パリ・ノートルダム大聖堂と首里城
2019年の火災を超えて 復元と文化遺産の価値を考える
平面図 © Grégory Chaumet, Plemo3D
縦断面 © Grégory Chaumet, Plemo3D
西バラ窓 © Christian Lemzaouda, CAC
ダニー・サンドロン (訳:河野俊行)
1160年代初頭に始まった大聖堂の建設は、東から西へと段階的に進み、1240年代半ばに大聖堂西正面の双塔が完成した。
教皇アレクサンドル3世の立会いのもとで行われた定礎式は、この建物の最も古い部分であるクワイヤ辺りで行われたと思われる。モン・サン・ミッシェルの修道院長ロベール・ド・トリニーの証言によると、この建物はヴォールトを除いて1177年に完成していた。そして1182年に行われた聖歌隊の聖別式の際には、ヴォールトは設置されていたと考えられる。その後数十年の間作業は遅延することなく続けられ、トランセプト (袖廊) が完成し、身廊東側の工事が続けられた。工事は1220年頃まで建物西端で続き、力強い西正面壁はバラ窓の上端まで建て上がっていた。1245年頃には塔上部とその基部を囲む回廊が完成し、この時、北塔の鐘楼に鐘が吊るされたのであった。

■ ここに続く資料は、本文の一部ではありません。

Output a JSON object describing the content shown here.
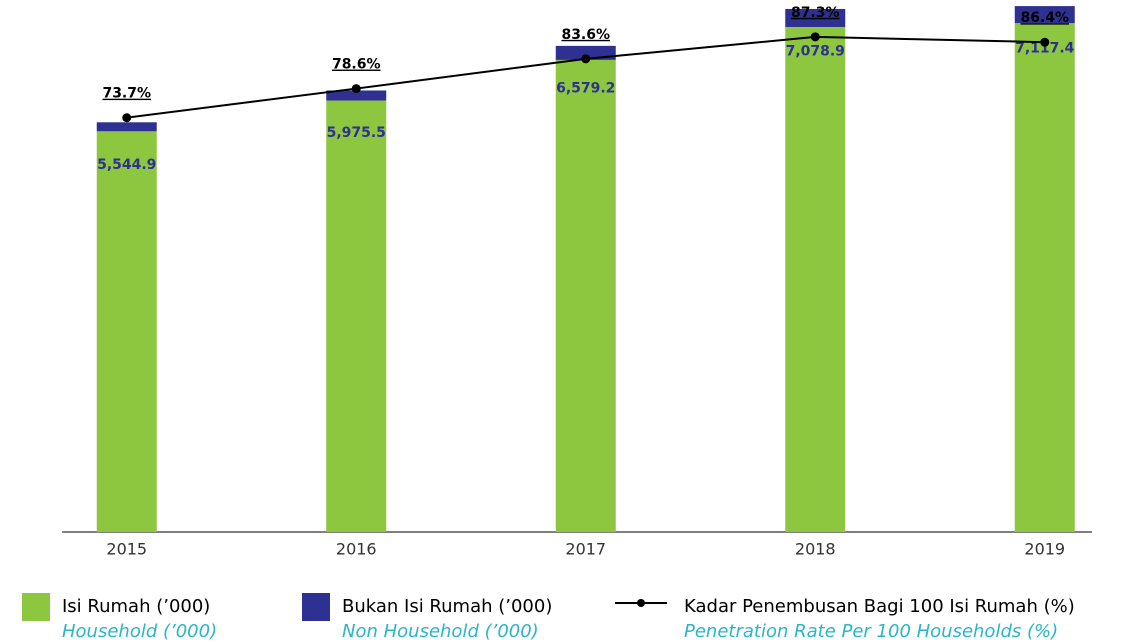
{
  "chart_data": {
    "type": "bar",
    "categories": [
      "2015",
      "2016",
      "2017",
      "2018",
      "2019"
    ],
    "series": [
      {
        "name": "Isi Rumah (’000)",
        "name_en": "Household (’000)",
        "color": "#8dc63f",
        "values": [
          5422.9,
          5839.5,
          6389.2,
          6834.9,
          6887.4
        ]
      },
      {
        "name": "Bukan Isi Rumah (’000)",
        "name_en": "Non Household (’000)",
        "color": "#2e3192",
        "values": [
          122,
          136,
          190,
          244,
          230
        ]
      },
      {
        "name": "Kadar Penembusan Bagi 100 Isi Rumah (%)",
        "name_en": "Penetration Rate Per 100 Households (%)",
        "type": "line",
        "axis": "y2",
        "color": "#000000",
        "values": [
          73.7,
          78.6,
          83.6,
          87.3,
          86.4
        ],
        "value_labels": [
          "73.7%",
          "78.6%",
          "83.6%",
          "87.3%",
          "86.4%"
        ]
      }
    ],
    "totals": [
      5544.9,
      5975.5,
      6579.2,
      7078.9,
      7117.4
    ],
    "total_labels": [
      "5,544.9",
      "5,975.5",
      "6,579.2",
      "7,078.9",
      "7,117.4"
    ],
    "ylim": [
      900,
      8100
    ],
    "y2lim": [
      4,
      93.5
    ]
  }
}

こうして約80年の歳月を経て構造に関わる工事は完了した。当初の計画では大聖堂は十字型のプランを採用していた。主身廊に沿って二重に側廊と周歩廊が設けられ、中央でトランセプト (袖廊) と交わる。主身廊はもともと4層構造からなり、下から大アーケード、トリビューン、トリビューンの小屋裏を見下ろす位置に円形のベイ (柱間) またはオクリ (円形窓)、そして比較的小さい高窓からなる。またリブ・ヴォールトも広く用いられた。ヴォールトは当時記録的ともいえる高さ30メートルを超える高さに設けられ、それを支える巨大な建築物のバランスをとるために、クワイヤと身廊の外部に飛び梁を設置してリブ・ヴォールトの推力に抗している。見事な効果を発揮したこの技術は、ゴシック芸術の典型であり、数世紀にわたる大バシリカの五廊 (主身廊、両側の側廊、両側の周歩廊) と列柱の伝統をも生かしつつ、建築を変容させたのである。
このようにノートルダム大聖堂は、古キリスト教時代に遡る伝統と、最新の技術や形態を組み合わせた独自の総合的な作品となっている。その証左として、双塔を持つ西正面に設けられた光線の差し込む大きなバラ窓を挙げることができる。これは建設当時から、後世に長く語り継がれるべき最も記念碑的なファサードとされた。